In this proceeding concerning child support, the court properly denied respondent's objections to the Support Magistrate's finding that respondent was obligated to reimburse petitioner mother for his 50% share of the add-on expense related to summer camp (see Matter of Minerva R. v Jorge L.A., 59 AD3d 243, 244 [1st Dept 2009]; Matter of Anthony L. v Bernadette R., 193 AD3d 510, 511 [1st Dept 2021]). Although respondent testified that petitioner failed to seek his agreement as required by the support order, the Support Magistrate properly credited petitioner's testimony that she communicated with respondent concerning the expense and he agreed to it.
Although the court did not address the willfulness issue, petitioner demonstrated prima facie that respondent failed to pay child support and arrears pursuant to a child support order (Family Ct Act § 454[3][a]). The burden then shifted to respondent to present "some competent, credible evidence of his inability to make the required payments" (Matter of Powers v Powers, 86 NY2d 63, 69-70 [1995]). Respondent demonstrated a reduction in income after his business had lost clients, that he paid current basic child support for the period of December 2019 through May 3, 2021 and that he borrowed from family members to pay down some of the amounts owed and to meet his needs. However, he also acknowledged outstanding arrears, and the job search record he submitted did not show consistent reasonable efforts to obtain additional employment to otherwise meet his support obligation (see Matter of Sasha R. v Marcus L., 191 AD3d 511, 512 [1st Dept 2021]).

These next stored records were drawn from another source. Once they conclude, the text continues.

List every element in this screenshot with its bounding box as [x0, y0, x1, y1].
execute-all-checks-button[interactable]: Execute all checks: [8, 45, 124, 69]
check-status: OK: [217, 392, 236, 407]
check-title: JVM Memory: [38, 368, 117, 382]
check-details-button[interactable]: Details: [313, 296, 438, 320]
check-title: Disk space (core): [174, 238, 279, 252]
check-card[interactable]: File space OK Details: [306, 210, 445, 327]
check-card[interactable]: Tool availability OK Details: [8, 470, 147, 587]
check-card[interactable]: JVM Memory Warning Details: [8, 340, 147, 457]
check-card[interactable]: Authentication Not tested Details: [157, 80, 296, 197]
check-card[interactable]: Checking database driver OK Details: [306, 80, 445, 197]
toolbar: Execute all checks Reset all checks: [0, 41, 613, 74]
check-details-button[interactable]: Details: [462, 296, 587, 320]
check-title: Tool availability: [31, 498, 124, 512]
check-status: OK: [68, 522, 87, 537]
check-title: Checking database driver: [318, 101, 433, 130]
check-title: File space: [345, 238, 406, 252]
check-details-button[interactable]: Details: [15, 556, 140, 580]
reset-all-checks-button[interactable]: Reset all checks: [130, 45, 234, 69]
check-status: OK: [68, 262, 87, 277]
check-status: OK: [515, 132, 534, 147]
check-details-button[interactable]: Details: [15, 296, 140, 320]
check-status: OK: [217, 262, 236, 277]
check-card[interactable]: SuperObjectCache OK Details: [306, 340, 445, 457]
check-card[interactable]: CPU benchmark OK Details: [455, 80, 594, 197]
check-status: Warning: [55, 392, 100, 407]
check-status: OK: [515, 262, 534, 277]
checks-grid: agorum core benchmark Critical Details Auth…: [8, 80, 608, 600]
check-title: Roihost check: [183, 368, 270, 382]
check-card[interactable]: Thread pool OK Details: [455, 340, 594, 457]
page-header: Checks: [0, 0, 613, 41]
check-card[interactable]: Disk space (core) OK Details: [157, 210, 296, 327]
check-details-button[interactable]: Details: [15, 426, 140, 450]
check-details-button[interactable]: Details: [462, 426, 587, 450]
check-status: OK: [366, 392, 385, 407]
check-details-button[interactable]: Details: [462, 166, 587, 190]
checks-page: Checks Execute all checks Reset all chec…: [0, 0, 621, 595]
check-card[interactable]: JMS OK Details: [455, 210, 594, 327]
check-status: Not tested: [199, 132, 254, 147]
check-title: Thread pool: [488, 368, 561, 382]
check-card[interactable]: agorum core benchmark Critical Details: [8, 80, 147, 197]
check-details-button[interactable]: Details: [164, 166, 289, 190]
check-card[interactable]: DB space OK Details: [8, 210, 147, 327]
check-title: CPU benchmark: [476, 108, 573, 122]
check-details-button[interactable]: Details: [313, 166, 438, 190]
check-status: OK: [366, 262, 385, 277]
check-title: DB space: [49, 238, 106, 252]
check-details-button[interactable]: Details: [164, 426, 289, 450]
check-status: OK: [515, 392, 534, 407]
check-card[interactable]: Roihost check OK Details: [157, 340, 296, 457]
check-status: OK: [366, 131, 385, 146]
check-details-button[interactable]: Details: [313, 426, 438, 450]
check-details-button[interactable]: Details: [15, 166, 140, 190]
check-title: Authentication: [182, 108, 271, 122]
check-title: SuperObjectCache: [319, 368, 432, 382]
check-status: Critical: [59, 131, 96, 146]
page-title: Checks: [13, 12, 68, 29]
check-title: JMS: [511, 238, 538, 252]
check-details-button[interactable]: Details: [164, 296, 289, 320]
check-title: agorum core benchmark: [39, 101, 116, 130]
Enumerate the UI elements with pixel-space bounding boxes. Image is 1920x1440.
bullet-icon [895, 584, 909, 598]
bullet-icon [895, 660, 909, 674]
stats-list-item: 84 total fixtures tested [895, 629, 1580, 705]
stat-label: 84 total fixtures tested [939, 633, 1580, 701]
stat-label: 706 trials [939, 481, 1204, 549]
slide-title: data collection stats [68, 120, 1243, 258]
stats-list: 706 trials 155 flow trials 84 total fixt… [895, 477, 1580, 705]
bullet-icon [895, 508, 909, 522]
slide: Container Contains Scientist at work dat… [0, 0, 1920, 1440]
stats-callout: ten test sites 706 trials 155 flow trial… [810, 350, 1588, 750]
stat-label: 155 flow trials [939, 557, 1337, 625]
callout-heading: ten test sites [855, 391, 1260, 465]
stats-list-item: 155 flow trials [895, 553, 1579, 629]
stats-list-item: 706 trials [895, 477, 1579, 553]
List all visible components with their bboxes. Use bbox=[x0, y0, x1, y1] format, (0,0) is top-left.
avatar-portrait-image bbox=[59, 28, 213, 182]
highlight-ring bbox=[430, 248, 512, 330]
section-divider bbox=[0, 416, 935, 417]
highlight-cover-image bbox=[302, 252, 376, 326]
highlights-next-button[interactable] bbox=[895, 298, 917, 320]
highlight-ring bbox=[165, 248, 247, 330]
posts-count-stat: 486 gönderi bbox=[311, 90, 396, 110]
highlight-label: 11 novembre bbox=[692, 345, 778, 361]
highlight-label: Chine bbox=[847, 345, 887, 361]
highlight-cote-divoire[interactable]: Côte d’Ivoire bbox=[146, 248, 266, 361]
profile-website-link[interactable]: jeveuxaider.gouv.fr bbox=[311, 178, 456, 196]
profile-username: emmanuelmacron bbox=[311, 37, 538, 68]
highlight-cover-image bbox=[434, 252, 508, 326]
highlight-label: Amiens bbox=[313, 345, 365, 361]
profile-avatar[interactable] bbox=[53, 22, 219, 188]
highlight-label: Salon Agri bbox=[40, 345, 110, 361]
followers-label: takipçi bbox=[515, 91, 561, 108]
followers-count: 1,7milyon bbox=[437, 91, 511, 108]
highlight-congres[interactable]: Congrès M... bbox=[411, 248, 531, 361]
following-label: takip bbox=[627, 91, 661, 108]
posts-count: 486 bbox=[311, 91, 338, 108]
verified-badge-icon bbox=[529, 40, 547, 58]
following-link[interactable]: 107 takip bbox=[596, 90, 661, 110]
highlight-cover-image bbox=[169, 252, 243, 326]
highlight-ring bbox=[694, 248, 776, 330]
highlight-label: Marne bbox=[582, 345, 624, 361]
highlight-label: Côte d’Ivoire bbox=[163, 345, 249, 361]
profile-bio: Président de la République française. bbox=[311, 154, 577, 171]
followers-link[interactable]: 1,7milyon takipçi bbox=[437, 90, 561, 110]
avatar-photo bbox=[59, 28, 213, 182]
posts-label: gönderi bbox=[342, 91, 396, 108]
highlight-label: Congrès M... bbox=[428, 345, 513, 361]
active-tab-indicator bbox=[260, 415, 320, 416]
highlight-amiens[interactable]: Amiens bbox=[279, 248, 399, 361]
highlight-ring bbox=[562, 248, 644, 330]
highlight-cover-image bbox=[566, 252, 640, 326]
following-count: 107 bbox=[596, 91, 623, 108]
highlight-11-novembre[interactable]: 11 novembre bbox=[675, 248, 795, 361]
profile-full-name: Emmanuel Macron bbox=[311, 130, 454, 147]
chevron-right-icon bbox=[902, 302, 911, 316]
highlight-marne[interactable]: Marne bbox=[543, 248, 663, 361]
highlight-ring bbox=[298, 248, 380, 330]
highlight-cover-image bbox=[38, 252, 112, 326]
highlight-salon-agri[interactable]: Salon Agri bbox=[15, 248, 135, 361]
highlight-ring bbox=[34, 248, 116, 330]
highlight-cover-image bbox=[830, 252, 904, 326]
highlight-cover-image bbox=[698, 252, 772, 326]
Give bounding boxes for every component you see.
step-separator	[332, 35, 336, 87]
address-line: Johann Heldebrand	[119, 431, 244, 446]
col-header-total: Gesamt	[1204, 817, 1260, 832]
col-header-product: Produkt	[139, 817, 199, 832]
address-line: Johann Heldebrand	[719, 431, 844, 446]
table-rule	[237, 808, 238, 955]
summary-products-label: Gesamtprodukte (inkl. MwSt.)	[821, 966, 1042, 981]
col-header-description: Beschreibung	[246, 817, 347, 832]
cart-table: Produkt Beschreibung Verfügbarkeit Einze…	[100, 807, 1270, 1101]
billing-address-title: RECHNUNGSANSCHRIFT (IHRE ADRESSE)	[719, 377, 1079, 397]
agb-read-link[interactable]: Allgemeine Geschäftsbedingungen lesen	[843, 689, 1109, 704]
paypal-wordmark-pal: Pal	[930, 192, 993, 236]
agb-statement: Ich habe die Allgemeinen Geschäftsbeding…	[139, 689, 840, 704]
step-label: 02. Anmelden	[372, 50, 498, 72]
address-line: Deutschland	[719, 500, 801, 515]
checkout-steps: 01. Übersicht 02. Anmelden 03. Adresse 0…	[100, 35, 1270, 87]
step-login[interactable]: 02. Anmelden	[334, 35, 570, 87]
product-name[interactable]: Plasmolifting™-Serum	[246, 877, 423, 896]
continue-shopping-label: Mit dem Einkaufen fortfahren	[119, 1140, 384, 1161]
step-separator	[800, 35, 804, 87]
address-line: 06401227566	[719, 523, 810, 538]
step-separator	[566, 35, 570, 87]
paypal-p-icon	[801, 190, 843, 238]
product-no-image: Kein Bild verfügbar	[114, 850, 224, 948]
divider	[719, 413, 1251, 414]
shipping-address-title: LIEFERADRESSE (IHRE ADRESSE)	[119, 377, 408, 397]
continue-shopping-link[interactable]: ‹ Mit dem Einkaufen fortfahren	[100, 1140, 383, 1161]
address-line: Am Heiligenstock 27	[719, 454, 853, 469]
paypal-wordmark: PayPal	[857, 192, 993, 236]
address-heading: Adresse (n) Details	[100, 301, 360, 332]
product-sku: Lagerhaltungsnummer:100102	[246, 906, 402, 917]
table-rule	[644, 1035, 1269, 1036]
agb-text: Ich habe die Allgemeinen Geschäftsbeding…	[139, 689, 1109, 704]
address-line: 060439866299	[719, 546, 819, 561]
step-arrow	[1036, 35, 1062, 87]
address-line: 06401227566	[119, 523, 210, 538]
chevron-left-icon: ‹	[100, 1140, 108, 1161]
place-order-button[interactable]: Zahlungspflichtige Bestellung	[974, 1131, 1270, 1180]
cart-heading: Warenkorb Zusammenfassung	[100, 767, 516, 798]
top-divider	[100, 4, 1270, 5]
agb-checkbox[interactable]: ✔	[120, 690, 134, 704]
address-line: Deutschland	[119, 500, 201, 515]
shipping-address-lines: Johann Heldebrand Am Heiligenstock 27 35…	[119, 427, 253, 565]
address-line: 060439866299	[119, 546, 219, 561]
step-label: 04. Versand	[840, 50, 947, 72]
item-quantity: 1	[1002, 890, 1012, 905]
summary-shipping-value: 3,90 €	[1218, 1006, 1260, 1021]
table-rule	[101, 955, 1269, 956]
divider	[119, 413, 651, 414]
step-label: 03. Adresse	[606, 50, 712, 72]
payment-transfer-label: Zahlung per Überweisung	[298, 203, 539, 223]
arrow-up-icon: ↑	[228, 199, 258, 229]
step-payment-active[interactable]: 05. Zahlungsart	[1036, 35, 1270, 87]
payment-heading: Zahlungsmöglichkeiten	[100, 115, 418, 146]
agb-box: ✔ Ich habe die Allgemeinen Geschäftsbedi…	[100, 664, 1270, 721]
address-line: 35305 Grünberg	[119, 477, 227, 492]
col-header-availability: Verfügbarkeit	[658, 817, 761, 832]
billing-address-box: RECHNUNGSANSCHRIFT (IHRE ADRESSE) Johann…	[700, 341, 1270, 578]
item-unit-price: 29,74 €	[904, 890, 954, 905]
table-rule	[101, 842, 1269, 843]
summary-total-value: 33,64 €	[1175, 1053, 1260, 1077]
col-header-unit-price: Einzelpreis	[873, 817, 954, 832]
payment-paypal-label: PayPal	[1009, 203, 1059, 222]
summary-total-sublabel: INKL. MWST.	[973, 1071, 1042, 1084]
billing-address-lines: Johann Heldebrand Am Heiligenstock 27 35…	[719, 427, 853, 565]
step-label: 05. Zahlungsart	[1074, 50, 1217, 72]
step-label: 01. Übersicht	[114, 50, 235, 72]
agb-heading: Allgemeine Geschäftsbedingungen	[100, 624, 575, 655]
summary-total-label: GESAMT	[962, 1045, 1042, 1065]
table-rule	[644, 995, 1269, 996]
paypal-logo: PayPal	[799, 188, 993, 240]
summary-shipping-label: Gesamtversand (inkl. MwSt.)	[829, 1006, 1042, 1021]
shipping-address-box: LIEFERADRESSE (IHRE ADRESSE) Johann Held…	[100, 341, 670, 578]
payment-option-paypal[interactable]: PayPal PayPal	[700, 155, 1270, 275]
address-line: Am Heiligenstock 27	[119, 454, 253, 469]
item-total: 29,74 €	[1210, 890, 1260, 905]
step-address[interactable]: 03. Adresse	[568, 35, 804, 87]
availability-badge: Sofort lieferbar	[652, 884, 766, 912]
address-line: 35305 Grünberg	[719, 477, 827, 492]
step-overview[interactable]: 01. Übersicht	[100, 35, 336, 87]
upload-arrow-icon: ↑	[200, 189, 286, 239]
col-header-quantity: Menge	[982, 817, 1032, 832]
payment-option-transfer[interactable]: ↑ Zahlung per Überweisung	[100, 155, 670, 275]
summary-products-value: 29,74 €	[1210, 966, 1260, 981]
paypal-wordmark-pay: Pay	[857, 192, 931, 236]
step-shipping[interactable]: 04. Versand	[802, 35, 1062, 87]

The Support Magistrate included an additional six months of child support in the total amount due, notwithstanding an absence of evidence of nonpayment, and the Family Court's calculation of the total due differed from that of the Support Magistrate. Due to these discrepancies as to the total sum of the remaining arrears due and owing, the matter is remanded for calculation as to the balance remaining, if any.
We have considered respondent's remaining arguments and find them unavailing.THIS CONSTITUTES THE DECISION AND ORDER
OF THE SUPREME COURT, APPELLATE DIVISION, FIRST DEPARTMENT.